Bei einem Japaner (Japanisches Restaurant) gibt es traditionelle japanische Speisen. In Deutschland haben sich in den vergangenen Jahren vor allem Sushi-Bars und Sushi-Takeaways etabliert, in denen Sushi, ein Gericht aus kaltem, gesäuertem Reis mit rohem oder geräuchertem Fisch verkauft wird.

Geschichte der japanischen Küche

Das Grundnahrungsmittel ist Reis, der ungekocht "kome" und gekochte "han, meshi oder ii" genannt wird. Reis wird seit 2000 Jahren angebaut. Er gibt als Nahrungsmittel mit hohem Prestige. Reis ist in Japan ein nationales Symbol, deshalb greift man nach Möglichkeit auch auf den eigenen zurück statt auf importierten, "minderwertigen" Reis. Früher war Reis ein Festmahl für die einfache Landbevölkerung, da diese sich oft nur Hirse und Süßkartoffeln leisten konnten. Beilagen bezeichnet man im Japanischen mit okazu. Aufgrund der geographischen Gegebenheiten Japans bestehen Hauptspeisen oft aus Fisch und Meeresfrüchte, diese spielen eine große Rolle in der Ernährung der Japaner. Brot gelangte erst nach dem zweiten Weltkrieg durch die amerikanischen Besatzer als neues Nahrungsmittel nach Japan.
Japaner essen täglich drei bis fünf Mahlzeiten. Eine vollwertige Mahlzeit in Japan besteht meist aus Reis und kleinen Gerichten wie gebratenem Schweinefleisch oder Fisch. Frischer Fisch wird am liebsten roh verzehrt.
Viele Speisen ähneln sich denen anderer ostasiatischer Länder. Einen großen Unterschied gibt es aber: Die sparsamere Verwendung von Gewürzen und Öl. In Japan möchte man den Eigengeschmack der Produkte länger aufrechterhalten und verzichtet deshalb auf zu viel Fett und Würze. Oft wird mit saisontypischen Zutaten gekocht.

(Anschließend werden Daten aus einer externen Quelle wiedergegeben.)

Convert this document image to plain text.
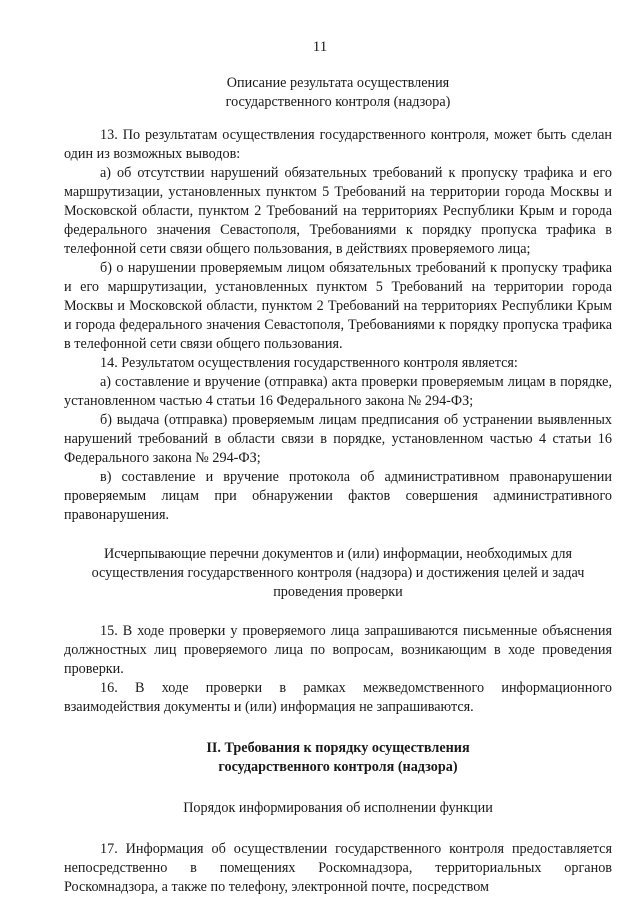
11

Описание результата осуществления

государственного контроля (надзора)

13. По результатам осуществления государственного контроля, может быть сделан один из возможных выводов:

а) об отсутствии нарушений обязательных требований к пропуску трафика и его маршрутизации, установленных пунктом 5 Требований на территории города Москвы и Московской области, пунктом 2 Требований на территориях Республики Крым и города федерального значения Севастополя, Требованиями к порядку пропуска трафика в телефонной сети связи общего пользования, в действиях проверяемого лица;

б) о нарушении проверяемым лицом обязательных требований к пропуску трафика и его маршрутизации, установленных пунктом 5 Требований на территории города Москвы и Московской области, пунктом 2 Требований на территориях Республики Крым и города федерального значения Севастополя, Требованиями к порядку пропуска трафика в телефонной сети связи общего пользования.

14. Результатом осуществления государственного контроля является:

а) составление и вручение (отправка) акта проверки проверяемым лицам в порядке, установленном частью 4 статьи 16 Федерального закона № 294-ФЗ;

б) выдача (отправка) проверяемым лицам предписания об устранении выявленных нарушений требований в области связи в порядке, установленном частью 4 статьи 16 Федерального закона № 294-ФЗ;

в) составление и вручение протокола об административном правонарушении проверяемым лицам при обнаружении фактов совершения административного правонарушения.

Исчерпывающие перечни документов и (или) информации, необходимых для

осуществления государственного контроля (надзора) и достижения целей и задач

проведения проверки

15. В ходе проверки у проверяемого лица запрашиваются письменные объяснения должностных лиц проверяемого лица по вопросам, возникающим в ходе проведения проверки.

16. В ходе проверки в рамках межведомственного информационного взаимодействия документы и (или) информация не запрашиваются.

II. Требования к порядку осуществления

государственного контроля (надзора)

Порядок информирования об исполнении функции

17. Информация об осуществлении государственного контроля предоставляется непосредственно в помещениях Роскомнадзора, территориальных органов Роскомнадзора, а также по телефону, электронной почте, посредством
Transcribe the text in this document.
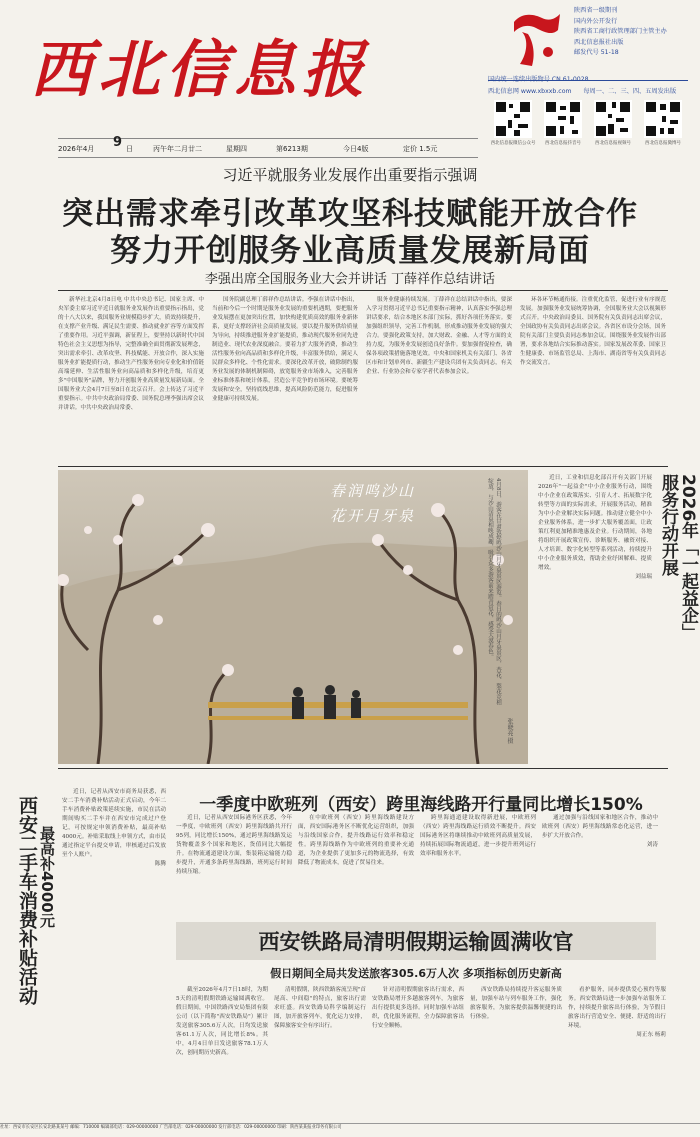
西北信息报
陕西省一级期刊
国内外公开发行
陕西省工商行政管理部门主管主办
西北信息报社出版
邮发代号 51-18
西北信息网 www.xbxxb.com 每周一、二、三、四、五周发出版
西北信息报微信公众号	西北信息报抖音号	西北信息报视频号	西北信息报微博号
2026年4月 9 日	丙午年二月廿二	星期四	第6213期	今日4版	定价 1.5元
习近平就服务业发展作出重要指示强调
突出需求牵引改革攻坚科技赋能开放合作
努力开创服务业高质量发展新局面
李强出席全国服务业大会并讲话 丁薛祥作总结讲话

新华社北京4月8日电 中共中央总书记、国家主席、中央军委主席习近平近日就服务业发展作出重要指示指出，党的十八大以来，我国服务业规模稳步扩大，质效持续提升，在支撑产业升级、满足民生需要、推动就业扩容等方面发挥了重要作用。习近平强调，新征程上，要坚持以新时代中国特色社会主义思想为指导，完整准确全面贯彻新发展理念，突出需求牵引、改革攻坚、科技赋能、开放合作，深入实施服务业扩能提质行动，推动生产性服务业向专业化和价值链高端延伸、生活性服务业向高品质和多样化升级，培育更多"中国服务"品牌，努力开创服务业高质量发展新局面。全国服务业大会4月7日至8日在北京召开。会上传达了习近平重要指示。中共中央政治局常委、国务院总理李强出席会议并讲话。中共中央政治局常委、

国务院副总理丁薛祥作总结讲话。李强在讲话中指出，当前和今后一个时期是服务业发展的重要机遇期，要把服务业发展摆在更加突出位置，加快构建优质高效的服务业新体系，更好支撑经济社会高质量发展。要以提升服务供给质量为导向，持续推进服务业扩能提质，推动现代服务业同先进制造业、现代农业深度融合。要着力扩大服务消费，推动生活性服务业向高品质和多样化升级，丰富服务供给，满足人民群众多样化、个性化需求。要深化改革开放，破除制约服务业发展的体制机制障碍，放宽服务业市场准入，完善服务业标准体系和统计体系，营造公平竞争的市场环境。要统筹发展和安全，坚持底线思维，提高风险防范能力，促进服务业健康可持续发展。

服务业健康持续发展。丁薛祥在总结讲话中指出，要深入学习贯彻习近平总书记重要指示精神，认真落实李强总理讲话要求，结合本地区本部门实际，抓好各项任务落实。要加强组织领导，完善工作机制，形成推动服务业发展的强大合力。要强化政策支持，加大财政、金融、人才等方面的支持力度，为服务业发展创造良好条件。要加强督促检查，确保各项政策措施落地见效。中央和国家机关有关部门、各省区市和计划单列市、新疆生产建设兵团有关负责同志，有关企业、行业协会和专家学者代表参加会议。

环各环节畅通衔接。注重优化监管，促进行业有序规范发展。加强服务业发展统筹协调，全国服务业大会以视频形式召开。中央政治局委员、国务院有关负责同志出席会议，全国政协有关负责同志出席会议。各省区市设分会场，国务院有关部门主要负责同志参加会议。围绕服务业发展作出部署，要求各地结合实际推动落实。国家发展改革委、国家卫生健康委、市场监管总局、上海市、湖南省等有关负责同志作交流发言。

春润鸣沙山
花开月牙泉	4月8日，游客在甘肃敦煌鸣沙山月牙泉景区游览。春日的鸣沙山月牙泉景区，杏花、梨花竞相绽放，与沙山清泉相映成趣，吸引众多游客前来踏青赏花，感受大漠春色。
张晓亮 摄
2026年「一起益企」服务行动开展

近日，工业和信息化部召开有关部门开展2026年"一起益企"中小企业服务行动，围绕中小企业在政策落实、引育人才、拓展数字化转型等方面的实际需求，开展服务活动，精准为中小企业解决实际问题。推动建立健全中小企业服务体系，进一步扩大服务覆盖面，让政策红利更加精准地惠及企业。行动期间，各地将组织开展政策宣传、诊断服务、融资对接、人才培训、数字化转型等系列活动，持续提升中小企业服务质效，帮助企业纾困解难、提质增效。

刘益瑞

西安二手车消费补贴活动 最高补4000元

近日，记者从西安市商务局获悉，西安二手车消费补贴活动正式启动，今年二手车消费补贴政策延续实施，市民在活动期间购买二手车并在西安市完成过户登记，可按规定申领消费补贴，最高补贴4000元。补贴采取线上申领方式，由市民通过指定平台提交申请，审核通过后发放至个人账户。

陈腾

一季度中欧班列（西安）跨里海线路开行量同比增长150%

近日，记者从西安国际港务区获悉，今年一季度，中欧班列（西安）跨里海线路共开行95列，同比增长150%，通过跨里海线路发运货物覆盖多个国家和地区，货值同比大幅提升。在物流通道建设方面，集装箱运输能力稳步提升，开通多条跨里海线路，班列运行时间持续压缩。

在中欧班列（西安）跨里海线路建设方面，西安国际港务区不断优化运营组织，加强与沿线国家合作，提升线路运行效率和稳定性。跨里海线路作为中欧班列的重要补充通道，为企业提供了更加多元的物流选择，有效降低了物流成本，促进了贸易往来。

跨里海通道建设取得新进展，中欧班列（西安）跨里海线路运行质效不断提升。西安国际港务区将继续推动中欧班列高质量发展，持续拓展国际物流通道，进一步提升班列运行效率和服务水平。

通过加强与沿线国家和地区合作，推动中欧班列（西安）跨里海线路常态化运营，进一步扩大开放合作。

刘涛

西安铁路局清明假期运输圆满收官
假日期间全局共发送旅客305.6万人次 多项指标创历史新高

截至2026年4月7日18时，为期5天的清明假期铁路运输圆满收官。假日期间，中国铁路西安局集团有限公司（以下简称"西安铁路局"）累计发送旅客305.6万人次，日均发送旅客61.1万人次，同比增长8%。其中，4月4日单日发送旅客78.1万人次，创同期历史新高。

清明假期，陕西铁路客流呈现"首尾高、中间稳"的特点，旅客出行需求旺盛。西安铁路局科学编制运行图，加开旅客列车，优化运力安排，保障旅客安全有序出行。

针对清明假期旅客出行需求，西安铁路局增开多趟旅客列车，为旅客出行提供更多选择。同时加强车站组织，优化服务流程，全力保障旅客出行安全顺畅。

西安铁路局持续提升客运服务质量，加强车站与列车服务工作，强化旅客服务，为旅客提供温馨便捷的出行体验。

看护服务，同步提供爱心预约等服务。西安铁路局进一步加强车站服务工作，持续提升旅客出行体验，为节假日旅客出行营造安全、便捷、舒适的出行环境。

周正东 杨莉

社址：西安市长安区长安北路某某号 邮编：710000 编辑部电话：029-00000000 广告部电话：029-00000000 发行部电话：029-00000000 印刷：陕西某某报业印务有限公司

Verbot des Fleischverzehrs

Seit der Asuka-Zeit war in Japan der Fleischverzehr verboten, begründet mit den Vorschriften des Buddhismus. Im Jahr 675 nach Christus verbot Herrscher Temmu den Verzehr von Rindern, Pferden, Hunden, Affen und Hühnern. Wild, Fische und Wale durften die Japaner aber weiterhin essen. Walfleisch war lange Zeit ein wichtiger Proteinlieferant, wird heutzutage aber kaum noch gegessen (siehe unten). Das Fleischverbot wurde in den folgenden Jahrhunderten aufrechterhalten. Rund 1000 Jahre lang aß man in Japan kaum Fleisch, selbst die Milch von Rindern, die man in der Landwirtschaft einsetzte, trank man nicht. Zu medizinischen Zwecken durfte Fleisch allerdings verkauft und verzehrt werden. Ab 1850 öffnete sich Japan dem Westen und änderte die Einstellung zum Fleischverbot. Die ersten Schlachthäuser öffneten ihre Pforten, 1873 erlaubte der Kaiser den Verzehr von Rindfleisch. In den 1930ern entdeckte man auch die Lust am Schweinefleisch.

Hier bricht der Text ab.